Employers are going to be on the look out for skills that you possess that can benefit them and their company.

Of course not every single company is going to be looking for the exact same skill set, which is why it is important to do your research before you send in your application. You are likely to stand out more if you can apply each skill you mention to an aspect of the job you’re applying for, and explain how you can be of benefit with this skill.

There are however, some essential skills that most employers will find appealing such as:


  • Teamwork – Being able to work well as part of a team is a skill that will take you far in any job. If you can think of previous roles which involved a lot of team work, use them as examples to back you up.
  • Communication – Verbal and written communication is important. Being able to express yourself clearly, especially in the verbal sense, will always go in your favour. A well written CV and cover letter will be a good example of your ability to do this.
  • Computer Skills – If you use a computer on a regular basis and are comfortable using one then you can note that down.
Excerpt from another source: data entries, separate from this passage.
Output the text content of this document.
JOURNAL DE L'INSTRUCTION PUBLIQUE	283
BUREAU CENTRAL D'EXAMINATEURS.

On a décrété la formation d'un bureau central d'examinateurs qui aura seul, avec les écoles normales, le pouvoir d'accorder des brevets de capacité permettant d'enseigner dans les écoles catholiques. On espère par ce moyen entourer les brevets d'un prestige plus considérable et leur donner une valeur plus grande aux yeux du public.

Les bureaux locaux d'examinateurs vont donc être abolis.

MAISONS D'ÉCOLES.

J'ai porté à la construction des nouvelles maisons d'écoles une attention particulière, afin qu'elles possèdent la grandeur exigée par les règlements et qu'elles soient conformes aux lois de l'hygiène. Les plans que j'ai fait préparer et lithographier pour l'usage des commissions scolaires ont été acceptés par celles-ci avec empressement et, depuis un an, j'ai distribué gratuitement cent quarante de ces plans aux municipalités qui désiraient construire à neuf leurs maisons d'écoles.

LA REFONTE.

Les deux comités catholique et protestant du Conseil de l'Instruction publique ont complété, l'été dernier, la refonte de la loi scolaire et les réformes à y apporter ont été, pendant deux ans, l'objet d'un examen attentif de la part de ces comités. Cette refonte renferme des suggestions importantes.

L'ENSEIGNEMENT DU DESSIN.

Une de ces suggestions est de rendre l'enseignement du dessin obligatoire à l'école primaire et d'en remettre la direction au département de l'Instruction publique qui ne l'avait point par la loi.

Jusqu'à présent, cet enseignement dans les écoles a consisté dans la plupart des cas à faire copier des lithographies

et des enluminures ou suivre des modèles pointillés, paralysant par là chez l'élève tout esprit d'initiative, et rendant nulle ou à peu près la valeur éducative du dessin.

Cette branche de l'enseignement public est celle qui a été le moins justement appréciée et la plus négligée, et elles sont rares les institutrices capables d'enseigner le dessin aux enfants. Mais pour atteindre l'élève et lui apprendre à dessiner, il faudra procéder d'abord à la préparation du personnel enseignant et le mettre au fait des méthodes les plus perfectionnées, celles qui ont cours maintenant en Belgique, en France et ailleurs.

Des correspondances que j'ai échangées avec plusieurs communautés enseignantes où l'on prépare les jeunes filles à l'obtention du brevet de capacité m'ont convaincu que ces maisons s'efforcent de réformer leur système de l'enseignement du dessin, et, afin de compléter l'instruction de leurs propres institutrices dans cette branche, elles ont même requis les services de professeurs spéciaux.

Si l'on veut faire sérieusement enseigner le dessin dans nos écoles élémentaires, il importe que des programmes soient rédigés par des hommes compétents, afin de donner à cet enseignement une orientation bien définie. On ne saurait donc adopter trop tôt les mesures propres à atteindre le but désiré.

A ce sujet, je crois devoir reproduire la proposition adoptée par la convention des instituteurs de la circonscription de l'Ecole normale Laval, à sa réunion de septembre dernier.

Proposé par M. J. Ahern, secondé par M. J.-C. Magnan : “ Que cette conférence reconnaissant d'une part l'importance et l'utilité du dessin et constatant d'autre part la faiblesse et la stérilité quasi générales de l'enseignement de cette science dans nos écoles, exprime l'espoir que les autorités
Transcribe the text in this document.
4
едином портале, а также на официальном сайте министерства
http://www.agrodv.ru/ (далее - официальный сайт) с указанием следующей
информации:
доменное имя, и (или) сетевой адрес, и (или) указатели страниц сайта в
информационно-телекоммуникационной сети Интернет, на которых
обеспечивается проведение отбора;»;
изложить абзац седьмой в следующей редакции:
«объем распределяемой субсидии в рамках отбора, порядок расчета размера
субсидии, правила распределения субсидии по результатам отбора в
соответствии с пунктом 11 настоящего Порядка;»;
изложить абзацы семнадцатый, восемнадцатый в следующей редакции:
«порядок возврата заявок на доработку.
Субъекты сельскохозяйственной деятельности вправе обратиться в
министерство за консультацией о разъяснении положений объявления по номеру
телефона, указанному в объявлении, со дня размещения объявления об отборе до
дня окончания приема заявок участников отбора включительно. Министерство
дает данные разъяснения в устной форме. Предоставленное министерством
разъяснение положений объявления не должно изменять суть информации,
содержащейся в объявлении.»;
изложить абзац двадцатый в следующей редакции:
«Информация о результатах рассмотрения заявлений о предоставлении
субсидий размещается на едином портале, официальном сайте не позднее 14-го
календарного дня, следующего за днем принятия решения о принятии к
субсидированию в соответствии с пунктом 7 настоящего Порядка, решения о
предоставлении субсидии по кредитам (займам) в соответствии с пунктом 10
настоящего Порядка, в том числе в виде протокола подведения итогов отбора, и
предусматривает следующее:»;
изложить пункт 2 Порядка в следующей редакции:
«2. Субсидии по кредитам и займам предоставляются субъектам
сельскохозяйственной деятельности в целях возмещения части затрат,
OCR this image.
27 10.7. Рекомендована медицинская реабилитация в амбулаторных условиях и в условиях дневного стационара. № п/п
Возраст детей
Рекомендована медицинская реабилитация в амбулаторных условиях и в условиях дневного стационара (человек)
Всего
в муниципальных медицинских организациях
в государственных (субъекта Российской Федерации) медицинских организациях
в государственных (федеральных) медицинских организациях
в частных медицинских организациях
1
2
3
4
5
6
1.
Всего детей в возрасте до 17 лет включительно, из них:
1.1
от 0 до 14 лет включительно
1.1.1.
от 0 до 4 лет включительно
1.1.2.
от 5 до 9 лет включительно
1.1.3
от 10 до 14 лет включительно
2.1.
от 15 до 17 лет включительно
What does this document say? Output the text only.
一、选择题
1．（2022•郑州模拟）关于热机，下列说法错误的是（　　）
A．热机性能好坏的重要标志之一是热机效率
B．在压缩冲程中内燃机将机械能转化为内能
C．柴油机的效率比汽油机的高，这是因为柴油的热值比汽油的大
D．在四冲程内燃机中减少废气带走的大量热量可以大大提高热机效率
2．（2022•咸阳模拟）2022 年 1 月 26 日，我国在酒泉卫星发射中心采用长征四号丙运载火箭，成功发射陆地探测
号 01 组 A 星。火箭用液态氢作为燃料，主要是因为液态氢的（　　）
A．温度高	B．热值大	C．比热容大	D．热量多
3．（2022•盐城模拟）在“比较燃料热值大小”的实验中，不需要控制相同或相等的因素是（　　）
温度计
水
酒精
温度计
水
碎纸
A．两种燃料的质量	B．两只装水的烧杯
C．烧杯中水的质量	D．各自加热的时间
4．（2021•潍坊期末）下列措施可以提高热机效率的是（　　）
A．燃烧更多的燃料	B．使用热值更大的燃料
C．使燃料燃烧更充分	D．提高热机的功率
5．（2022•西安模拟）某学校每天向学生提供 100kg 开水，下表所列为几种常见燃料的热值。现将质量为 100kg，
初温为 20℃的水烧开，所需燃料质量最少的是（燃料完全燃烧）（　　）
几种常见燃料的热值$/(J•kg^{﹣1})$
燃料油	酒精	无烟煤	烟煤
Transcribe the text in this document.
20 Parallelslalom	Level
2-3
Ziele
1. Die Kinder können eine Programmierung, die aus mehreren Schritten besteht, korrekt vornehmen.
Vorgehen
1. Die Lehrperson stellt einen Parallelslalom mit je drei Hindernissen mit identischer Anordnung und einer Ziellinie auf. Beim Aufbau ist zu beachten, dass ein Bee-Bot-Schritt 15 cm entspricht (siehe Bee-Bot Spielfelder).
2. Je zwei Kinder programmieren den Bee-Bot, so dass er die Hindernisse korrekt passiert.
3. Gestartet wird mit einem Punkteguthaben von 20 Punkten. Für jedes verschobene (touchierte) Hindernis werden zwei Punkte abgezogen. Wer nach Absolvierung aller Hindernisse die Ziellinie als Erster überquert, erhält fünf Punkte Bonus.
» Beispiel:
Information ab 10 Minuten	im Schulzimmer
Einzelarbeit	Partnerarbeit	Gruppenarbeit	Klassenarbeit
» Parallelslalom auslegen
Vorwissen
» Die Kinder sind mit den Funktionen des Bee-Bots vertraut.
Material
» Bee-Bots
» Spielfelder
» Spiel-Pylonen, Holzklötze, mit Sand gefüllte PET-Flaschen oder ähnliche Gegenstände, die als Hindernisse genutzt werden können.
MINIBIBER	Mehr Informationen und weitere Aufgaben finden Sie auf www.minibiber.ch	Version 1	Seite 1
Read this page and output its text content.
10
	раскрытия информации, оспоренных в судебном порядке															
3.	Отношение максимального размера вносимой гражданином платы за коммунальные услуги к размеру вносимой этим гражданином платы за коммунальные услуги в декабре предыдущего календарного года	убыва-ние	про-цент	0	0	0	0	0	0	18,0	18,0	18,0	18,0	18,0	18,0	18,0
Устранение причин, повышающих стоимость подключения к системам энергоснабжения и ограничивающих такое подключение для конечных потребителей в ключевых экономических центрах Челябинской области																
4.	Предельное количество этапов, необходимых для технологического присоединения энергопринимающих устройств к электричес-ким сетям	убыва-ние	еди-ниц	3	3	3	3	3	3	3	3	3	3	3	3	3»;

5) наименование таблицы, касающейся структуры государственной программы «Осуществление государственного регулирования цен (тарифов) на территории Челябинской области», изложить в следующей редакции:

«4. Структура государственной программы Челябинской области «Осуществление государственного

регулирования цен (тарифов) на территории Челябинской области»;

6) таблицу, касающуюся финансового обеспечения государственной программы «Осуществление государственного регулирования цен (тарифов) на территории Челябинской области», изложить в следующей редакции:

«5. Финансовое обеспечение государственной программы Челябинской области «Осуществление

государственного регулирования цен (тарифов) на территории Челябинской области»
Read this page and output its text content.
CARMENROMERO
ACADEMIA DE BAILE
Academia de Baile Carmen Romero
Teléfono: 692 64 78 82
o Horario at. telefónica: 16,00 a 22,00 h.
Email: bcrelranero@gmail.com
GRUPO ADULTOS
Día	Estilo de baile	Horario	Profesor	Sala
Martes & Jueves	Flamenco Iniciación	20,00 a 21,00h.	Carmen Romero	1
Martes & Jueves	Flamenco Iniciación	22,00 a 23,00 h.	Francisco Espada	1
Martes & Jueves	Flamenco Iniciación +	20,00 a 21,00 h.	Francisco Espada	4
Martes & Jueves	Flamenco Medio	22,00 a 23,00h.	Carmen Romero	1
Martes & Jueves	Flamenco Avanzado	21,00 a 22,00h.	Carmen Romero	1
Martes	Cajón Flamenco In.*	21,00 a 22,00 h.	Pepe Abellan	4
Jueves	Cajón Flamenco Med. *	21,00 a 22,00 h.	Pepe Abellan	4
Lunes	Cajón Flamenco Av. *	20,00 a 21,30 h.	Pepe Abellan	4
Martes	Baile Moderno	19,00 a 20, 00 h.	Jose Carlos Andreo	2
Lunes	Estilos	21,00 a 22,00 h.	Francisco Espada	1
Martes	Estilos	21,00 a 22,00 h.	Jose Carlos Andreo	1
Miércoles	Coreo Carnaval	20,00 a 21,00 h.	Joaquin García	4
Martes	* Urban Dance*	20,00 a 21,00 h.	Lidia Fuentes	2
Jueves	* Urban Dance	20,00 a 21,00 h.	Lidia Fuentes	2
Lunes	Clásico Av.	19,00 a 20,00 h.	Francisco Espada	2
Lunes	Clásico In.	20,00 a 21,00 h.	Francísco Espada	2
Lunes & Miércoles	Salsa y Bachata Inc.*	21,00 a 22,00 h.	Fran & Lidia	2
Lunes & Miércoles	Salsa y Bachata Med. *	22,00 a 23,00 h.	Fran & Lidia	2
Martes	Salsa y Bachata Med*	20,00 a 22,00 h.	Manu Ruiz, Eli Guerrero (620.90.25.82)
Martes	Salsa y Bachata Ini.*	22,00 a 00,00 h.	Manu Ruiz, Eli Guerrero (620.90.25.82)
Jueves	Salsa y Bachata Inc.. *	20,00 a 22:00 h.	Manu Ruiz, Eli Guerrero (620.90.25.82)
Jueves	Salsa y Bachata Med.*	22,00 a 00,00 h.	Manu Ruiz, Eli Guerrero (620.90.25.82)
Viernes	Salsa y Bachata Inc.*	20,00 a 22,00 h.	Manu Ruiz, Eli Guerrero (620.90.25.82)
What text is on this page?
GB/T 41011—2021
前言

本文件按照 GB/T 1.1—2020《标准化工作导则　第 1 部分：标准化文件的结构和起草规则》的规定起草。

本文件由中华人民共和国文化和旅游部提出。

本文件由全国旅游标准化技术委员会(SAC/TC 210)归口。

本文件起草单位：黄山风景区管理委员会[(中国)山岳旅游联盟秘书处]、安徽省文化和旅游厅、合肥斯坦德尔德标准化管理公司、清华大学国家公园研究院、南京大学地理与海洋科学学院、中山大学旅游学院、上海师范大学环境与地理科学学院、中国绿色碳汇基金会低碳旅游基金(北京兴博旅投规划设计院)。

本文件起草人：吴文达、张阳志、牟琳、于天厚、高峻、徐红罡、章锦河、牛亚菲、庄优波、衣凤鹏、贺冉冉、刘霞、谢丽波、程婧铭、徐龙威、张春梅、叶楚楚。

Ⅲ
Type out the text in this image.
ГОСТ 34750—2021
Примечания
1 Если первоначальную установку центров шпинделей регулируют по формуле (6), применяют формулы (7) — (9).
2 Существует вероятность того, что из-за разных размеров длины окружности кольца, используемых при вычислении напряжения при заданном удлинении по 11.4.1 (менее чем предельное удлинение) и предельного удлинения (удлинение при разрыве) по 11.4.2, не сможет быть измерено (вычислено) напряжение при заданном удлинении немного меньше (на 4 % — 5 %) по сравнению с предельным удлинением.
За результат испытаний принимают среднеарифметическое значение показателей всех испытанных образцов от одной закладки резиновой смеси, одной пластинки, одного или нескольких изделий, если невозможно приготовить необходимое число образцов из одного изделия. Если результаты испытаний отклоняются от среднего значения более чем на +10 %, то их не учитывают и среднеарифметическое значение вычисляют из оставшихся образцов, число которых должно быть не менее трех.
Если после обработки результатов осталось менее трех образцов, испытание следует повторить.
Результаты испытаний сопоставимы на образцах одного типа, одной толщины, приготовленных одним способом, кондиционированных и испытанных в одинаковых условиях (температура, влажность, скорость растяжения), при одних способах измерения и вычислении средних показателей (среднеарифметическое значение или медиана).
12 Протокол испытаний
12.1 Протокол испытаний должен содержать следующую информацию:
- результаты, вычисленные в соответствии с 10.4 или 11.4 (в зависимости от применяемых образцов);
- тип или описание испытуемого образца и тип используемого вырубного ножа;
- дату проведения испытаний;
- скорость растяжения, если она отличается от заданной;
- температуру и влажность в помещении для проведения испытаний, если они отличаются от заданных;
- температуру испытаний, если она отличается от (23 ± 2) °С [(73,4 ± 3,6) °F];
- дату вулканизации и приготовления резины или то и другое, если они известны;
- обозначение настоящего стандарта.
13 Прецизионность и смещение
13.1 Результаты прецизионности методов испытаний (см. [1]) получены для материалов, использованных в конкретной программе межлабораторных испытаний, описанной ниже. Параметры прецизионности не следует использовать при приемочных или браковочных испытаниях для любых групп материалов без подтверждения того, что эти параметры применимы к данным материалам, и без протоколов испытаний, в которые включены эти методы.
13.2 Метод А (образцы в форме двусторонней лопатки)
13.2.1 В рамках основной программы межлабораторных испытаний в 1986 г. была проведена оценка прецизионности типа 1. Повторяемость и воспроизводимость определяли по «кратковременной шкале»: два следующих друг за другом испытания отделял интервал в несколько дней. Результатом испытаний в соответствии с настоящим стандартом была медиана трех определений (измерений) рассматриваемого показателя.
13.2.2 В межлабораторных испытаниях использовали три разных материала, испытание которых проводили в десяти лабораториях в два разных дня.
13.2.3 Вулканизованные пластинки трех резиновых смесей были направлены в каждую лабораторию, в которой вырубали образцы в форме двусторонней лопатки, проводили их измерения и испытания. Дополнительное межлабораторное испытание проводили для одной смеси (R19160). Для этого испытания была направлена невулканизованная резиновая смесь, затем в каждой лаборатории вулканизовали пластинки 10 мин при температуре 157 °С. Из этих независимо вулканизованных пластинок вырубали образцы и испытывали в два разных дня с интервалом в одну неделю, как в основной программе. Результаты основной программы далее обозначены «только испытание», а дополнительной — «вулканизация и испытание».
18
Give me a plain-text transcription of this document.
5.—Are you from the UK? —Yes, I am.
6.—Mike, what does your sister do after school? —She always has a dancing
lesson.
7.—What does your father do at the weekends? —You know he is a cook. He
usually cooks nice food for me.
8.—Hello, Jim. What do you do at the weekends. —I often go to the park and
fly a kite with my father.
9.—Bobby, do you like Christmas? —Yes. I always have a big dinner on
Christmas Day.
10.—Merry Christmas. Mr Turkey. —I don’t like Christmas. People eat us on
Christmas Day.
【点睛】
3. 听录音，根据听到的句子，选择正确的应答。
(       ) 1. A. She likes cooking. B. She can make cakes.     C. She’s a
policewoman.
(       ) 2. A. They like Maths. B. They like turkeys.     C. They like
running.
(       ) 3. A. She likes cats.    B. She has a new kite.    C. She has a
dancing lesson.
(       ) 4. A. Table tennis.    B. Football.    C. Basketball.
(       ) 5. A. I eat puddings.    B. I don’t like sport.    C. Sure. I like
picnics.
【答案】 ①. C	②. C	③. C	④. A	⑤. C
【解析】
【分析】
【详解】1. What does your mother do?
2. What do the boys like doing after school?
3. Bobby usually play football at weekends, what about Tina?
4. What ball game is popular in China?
Mention whether you are proficient in Microsoft programmes such as Word, Excel and PowerPoint because knowledge of these is always going to be useful. If you have more extensive knowledge of computers then obviously mention this.
  • Motivation/Determination – Everybody could put this on their CV, but if you can back it up with examples in previous roles and mention this in your CV or cover letter. It might be difficult to prove your skills with this one but it’s always good to mention if it’s a strong point.
  • Problem Solving – Being able to think on your feet and solve problems efficiently and effectively is definitely a skill to put on your CV. Whatever job you’re applying for, being good at solving different kinds of problems, or understanding what you have to do to solve it, will be beneficial regardless.


All of these skills are what you’d call transferable skills since they can be applied to the majority of job roles in one way or another. However it is also a good idea, more important in some cases, to incorporate job related skills into your CV. If you’re applying for a role and you have specific skills that you can demonstrate in order for you to excel in that role, then obviously put those in. The more skills you can mention the better – as long as they are true.